The result is a more adaptive architecture that reinforces diesel’s core role, while allowing operators to meet resilience goals without compromising on sustainability or compliance.
A New Era of Sustainable Backup
Fortunately, alternative solutions are gaining traction. Hydrotreated vegetable oil (HVO) offers one of the easiest paths forward, delivering up to 90% lower lifecycle carbon emissions compared to fossil diesel with minimal equipment changes. Hydrogen-powered generators are entering pilot stages in regions where supportive infrastructure exists. Battery energy storage systems (BESS) are being deployed for quiet, zero-emission resilience. Modular microgrids are enabling more dynamic control over power sources, combining renewables, storage, and backup systems.
These options come with tradeoffs around cost, availability, and scalability. But momentum is building. The battery energy storage market, for example, is expected to grow from $11.5 billion in 2022 to $49 billion by 2030, driven in part by the increasing adoption of data centers. At Rehlko, we’ve seen customers pilot HVO and hybrid configurations as part of future-ready infrastructure planning.
In Europe, some leading operators have already begun transitioning their backup generators to run on hydrotreated vegetable oil (HVO), achieving significant emissions reductions without modifying existing engine infrastructure. In parallel, U.S.-based operators are piloting hybrid designs that integrate battery energy storage with intelligent control systems to reduce generator runtime and emissions. These aren’t one-offs; they reflect a shift in mindset across the industry. Resilience and sustainability are no longer seen as competing priorities. Increasingly, they’re being engineered together.

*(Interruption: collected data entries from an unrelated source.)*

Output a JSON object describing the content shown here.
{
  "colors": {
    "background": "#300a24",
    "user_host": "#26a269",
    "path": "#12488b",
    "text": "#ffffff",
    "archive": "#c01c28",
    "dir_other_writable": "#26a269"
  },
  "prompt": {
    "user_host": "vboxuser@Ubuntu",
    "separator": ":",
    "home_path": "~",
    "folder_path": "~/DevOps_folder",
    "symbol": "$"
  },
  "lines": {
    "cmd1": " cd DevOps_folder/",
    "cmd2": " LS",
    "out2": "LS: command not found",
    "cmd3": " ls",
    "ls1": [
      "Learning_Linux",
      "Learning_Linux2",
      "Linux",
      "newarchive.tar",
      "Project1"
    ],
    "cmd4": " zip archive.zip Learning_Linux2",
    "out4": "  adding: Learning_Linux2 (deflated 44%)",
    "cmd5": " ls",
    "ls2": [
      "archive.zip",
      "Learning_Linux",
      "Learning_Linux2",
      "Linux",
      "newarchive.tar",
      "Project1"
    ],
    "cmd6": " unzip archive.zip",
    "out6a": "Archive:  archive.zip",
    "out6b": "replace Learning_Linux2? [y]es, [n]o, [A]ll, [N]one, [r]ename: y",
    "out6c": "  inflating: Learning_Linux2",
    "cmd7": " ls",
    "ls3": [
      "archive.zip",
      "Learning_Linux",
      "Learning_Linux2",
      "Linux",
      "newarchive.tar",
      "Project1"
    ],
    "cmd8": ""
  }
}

What was once a binary choice between grid and diesel is becoming a layered, strategic approach to energy resilience.
AI, Meet Energy Optimization
AI is driving demand, but it’s also helping solve the very challenges it creates.
Across the energy sector, AI tools are optimizing grid performance, predicting energy needs, and reducing unplanned downtime. Grid operators using AI-based forecasting and load-balancing have improved power allocation efficiency by up to 20% during peak demand. Within facilities, predictive analytics and intelligent maintenance systems extend equipment life and orchestrate smoother transitions between battery, generator, and grid power.
When deployed thoughtfully, AI can help facilities meet performance and sustainability goals simultaneously.
Shared Responsibility, Shared Opportunity
Meeting the demands of AI at scale requires a broad coalition of stakeholders, hyperscalers, OEMs, data center operators, utilities, and policymakers. Collaboration is already underway. In Europe, the Climate Neutral Data Centre Pact is aligning operators with sustainability standards. In the U.S., the Department of Energy is modeling how AI-driven infrastructure will interact with an evolving grid.
But the work is just beginning. We need shared data, open frameworks, and long-term investment in sustainable energy resilience. Backup power must be part of that conversation.
One of the missing pieces in today’s backup power conversation is consistent reporting. While many operators track overall emissions, there’s little visibility into the carbon footprint of backup systems specifically, including generator runtime, fuel type, and emissions under load. As AI continues to attract scrutiny across the digital supply chain, standardized metrics for backup performance and sustainability will be key. Clear benchmarks can drive innovation, shape procurement decisions, and accelerate the shift to lower-carbon alternatives. Industry groups have an opportunity to lead, not just by setting decarbonization goals, but by defining how progress is measured.
Powering AI Responsibly
AI is reshaping the world. But behind every breakthrough lies a practical truth: it all depends on power.
As AI energy demand surges, backup systems can no longer be an afterthought. They must evolve into future-ready infrastructure that keeps pace with innovation.